Nonetheless, it is possible to go some way towards pre-stating a phase space for the biosphere.
While we cannot pre-state a space of all possible organisms, we can look at any given organism and at least in principle say what the potential immediate changes are. That is, we can describe the space of the adjacent possible, the local phase space. Innovation then becomes the process of expanding into the adjacent possible. This is a reasonable and fairly conventional idea.

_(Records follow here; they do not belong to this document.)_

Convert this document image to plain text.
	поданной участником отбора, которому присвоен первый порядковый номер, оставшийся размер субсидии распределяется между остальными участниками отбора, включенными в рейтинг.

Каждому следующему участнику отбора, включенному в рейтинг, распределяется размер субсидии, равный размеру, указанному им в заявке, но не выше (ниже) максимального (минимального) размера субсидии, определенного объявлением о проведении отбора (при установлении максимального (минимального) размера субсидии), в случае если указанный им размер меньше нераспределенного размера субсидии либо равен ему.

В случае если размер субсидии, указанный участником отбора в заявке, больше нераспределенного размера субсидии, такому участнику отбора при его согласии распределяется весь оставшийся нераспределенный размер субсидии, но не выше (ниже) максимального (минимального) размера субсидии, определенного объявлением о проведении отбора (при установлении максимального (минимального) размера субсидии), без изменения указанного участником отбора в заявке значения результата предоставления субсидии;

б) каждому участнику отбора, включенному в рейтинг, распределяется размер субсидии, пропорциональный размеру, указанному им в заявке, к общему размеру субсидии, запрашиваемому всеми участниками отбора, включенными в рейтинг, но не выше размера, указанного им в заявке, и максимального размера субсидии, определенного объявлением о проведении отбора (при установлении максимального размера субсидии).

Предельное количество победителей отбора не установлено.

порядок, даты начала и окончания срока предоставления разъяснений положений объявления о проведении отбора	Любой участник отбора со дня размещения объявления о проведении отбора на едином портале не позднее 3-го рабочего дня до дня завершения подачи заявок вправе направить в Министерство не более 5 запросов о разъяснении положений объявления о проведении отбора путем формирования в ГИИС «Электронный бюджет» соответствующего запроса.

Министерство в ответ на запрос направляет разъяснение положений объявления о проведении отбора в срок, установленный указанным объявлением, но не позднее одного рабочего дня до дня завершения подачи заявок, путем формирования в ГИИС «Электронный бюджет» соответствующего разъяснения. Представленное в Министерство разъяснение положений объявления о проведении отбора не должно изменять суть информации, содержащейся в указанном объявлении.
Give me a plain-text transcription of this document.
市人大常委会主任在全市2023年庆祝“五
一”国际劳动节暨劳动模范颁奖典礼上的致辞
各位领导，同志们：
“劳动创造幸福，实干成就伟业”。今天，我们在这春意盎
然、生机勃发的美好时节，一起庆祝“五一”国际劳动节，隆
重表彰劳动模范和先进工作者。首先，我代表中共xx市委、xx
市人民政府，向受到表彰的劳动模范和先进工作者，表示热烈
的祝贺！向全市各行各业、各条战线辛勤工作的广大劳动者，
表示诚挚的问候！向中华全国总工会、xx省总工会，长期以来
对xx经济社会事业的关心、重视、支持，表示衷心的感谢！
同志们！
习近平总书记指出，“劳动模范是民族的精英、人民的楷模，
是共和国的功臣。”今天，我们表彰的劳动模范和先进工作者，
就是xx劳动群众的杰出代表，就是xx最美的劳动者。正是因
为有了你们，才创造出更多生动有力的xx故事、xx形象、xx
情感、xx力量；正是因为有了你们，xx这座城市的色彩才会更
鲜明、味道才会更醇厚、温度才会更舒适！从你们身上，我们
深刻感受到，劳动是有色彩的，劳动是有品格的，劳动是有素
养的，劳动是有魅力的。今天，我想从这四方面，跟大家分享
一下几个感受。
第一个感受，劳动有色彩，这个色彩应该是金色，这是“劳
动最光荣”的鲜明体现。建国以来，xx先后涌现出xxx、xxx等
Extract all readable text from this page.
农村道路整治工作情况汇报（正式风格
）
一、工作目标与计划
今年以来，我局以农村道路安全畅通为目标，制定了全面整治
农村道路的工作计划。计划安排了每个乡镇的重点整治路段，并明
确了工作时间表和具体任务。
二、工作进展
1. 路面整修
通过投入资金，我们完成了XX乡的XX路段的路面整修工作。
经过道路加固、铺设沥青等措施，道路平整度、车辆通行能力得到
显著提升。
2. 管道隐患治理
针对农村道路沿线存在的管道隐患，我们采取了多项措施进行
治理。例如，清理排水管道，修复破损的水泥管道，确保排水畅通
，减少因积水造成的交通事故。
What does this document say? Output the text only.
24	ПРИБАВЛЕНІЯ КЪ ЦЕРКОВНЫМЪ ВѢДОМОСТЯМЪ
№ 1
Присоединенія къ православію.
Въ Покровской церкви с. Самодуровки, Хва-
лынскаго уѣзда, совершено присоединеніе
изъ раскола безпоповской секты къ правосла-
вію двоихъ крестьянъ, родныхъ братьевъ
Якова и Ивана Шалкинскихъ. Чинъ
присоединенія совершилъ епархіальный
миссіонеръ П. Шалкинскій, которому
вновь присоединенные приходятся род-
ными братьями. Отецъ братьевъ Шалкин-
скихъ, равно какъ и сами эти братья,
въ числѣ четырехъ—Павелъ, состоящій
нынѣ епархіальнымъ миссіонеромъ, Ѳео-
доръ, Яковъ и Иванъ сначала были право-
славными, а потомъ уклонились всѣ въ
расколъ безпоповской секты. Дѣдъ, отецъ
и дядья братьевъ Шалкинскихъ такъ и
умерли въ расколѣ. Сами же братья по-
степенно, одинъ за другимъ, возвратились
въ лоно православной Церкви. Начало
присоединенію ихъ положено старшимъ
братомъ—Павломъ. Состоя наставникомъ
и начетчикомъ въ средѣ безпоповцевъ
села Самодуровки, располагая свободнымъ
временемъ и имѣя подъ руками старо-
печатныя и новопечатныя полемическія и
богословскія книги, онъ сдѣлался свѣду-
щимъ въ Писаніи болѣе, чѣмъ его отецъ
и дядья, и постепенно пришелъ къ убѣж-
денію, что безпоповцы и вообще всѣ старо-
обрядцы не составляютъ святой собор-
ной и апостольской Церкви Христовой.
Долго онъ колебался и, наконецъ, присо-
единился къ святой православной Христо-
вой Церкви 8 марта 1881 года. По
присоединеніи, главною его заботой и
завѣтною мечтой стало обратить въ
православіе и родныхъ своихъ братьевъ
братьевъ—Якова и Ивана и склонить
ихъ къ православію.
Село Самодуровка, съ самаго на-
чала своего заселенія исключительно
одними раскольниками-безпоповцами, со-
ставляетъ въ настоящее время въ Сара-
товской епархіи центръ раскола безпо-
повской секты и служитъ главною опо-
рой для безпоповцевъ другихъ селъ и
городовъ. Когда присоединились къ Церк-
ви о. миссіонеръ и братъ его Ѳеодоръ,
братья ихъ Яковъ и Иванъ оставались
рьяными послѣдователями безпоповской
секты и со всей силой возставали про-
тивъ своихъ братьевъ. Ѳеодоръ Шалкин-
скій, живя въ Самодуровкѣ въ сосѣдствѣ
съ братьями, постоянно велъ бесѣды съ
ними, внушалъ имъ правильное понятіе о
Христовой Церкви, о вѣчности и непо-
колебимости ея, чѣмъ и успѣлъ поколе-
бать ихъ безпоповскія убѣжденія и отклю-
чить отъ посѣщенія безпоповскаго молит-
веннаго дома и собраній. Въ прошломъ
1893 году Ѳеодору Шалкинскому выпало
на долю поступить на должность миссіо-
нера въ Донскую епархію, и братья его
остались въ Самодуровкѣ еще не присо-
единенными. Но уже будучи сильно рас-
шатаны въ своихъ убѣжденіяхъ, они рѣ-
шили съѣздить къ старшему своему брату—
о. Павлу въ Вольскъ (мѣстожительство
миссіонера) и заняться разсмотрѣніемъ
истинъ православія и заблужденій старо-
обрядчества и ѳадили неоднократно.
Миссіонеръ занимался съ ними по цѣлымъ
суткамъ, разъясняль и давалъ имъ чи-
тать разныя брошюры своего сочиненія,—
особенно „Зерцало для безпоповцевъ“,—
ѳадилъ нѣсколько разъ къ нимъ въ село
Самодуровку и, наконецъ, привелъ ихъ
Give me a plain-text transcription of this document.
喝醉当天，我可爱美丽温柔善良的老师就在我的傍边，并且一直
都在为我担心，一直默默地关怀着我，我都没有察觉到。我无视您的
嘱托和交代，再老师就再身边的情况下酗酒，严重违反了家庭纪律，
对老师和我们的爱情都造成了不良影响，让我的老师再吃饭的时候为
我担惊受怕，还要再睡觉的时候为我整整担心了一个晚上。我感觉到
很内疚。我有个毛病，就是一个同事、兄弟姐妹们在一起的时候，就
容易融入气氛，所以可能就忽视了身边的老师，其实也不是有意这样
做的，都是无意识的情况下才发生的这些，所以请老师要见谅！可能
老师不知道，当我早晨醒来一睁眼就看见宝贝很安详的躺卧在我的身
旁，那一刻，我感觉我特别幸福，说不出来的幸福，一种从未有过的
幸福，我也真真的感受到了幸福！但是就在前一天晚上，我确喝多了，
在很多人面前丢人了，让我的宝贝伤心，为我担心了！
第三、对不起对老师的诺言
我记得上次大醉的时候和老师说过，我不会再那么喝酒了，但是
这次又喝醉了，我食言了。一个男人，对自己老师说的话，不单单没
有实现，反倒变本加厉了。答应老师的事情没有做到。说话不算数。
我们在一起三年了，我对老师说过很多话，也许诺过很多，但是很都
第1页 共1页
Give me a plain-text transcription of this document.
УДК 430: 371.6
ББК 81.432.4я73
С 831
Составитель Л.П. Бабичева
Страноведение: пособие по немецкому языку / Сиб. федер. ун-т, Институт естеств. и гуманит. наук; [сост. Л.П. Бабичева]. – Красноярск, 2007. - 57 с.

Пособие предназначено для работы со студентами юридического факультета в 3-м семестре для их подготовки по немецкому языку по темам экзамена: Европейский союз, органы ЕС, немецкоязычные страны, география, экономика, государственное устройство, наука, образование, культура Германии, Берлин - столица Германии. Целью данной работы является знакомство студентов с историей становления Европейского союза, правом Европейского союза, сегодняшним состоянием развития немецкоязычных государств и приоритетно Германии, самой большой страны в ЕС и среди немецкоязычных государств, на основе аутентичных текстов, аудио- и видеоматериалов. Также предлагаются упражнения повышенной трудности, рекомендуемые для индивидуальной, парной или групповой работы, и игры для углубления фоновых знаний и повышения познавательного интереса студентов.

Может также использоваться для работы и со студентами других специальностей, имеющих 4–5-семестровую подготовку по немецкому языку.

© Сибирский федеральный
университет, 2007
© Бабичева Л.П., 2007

But, more controversially, Kauffman suggests the exciting possibility that there may be general laws that govern this kind of expansion, laws that have exactly the opposite effect to the famous Second Law of Thermodynamics. The Second Law in effect states that thermodynamic systems become simpler as time passes; all of the interesting structure gets 'smeared out' and disappears. In contrast, Kauffman's suggestion is that the biosphere expands into the space of the adjacent possible at the maximum rate that it can, subject to hanging together as a biological system.
Innovation in biology happens as rapidly as possible.
More generally, Kauffman extends this idea to any system composed of 'autonomous agents'. An autonomous agent is a generalised life-form, defined by two properties: it can reproduce, and it can carry out at least one thermodynamic work cycle. A work cycle occurs when a system does work and returns to its original state, ready to do the same again. That is, the system takes energy from its environment and transforms it into work, and does so in such a manner that at the end of the cycle it returns to its initial state.
A human being is an autonomous agent, and so is a tiger. A flame is not: flames reproduce by spreading to inflammable material nearby, but they do not carry out a work cycle. They turn chemical energy into fire, but once something has been burnt, it can't be burnt a second time.
This theory of autonomous agents is explicitly set in the context of phase spaces. Without such a concept, it cannot even be described. And in this theory we see the first possibility of obtaining a general understanding of the principles whereby, and wherefore, organisms complicate themselves. We are starting to pin down just what it is about lifeforms that makes them behave so differently from the boring prescription of the Second Law of Thermodynamics. We paint a picture of the universe as a source of ever-increasing complexity and organisation, instead of the exact opposite. We find out why we live in an interesting universe, instead of a dull one.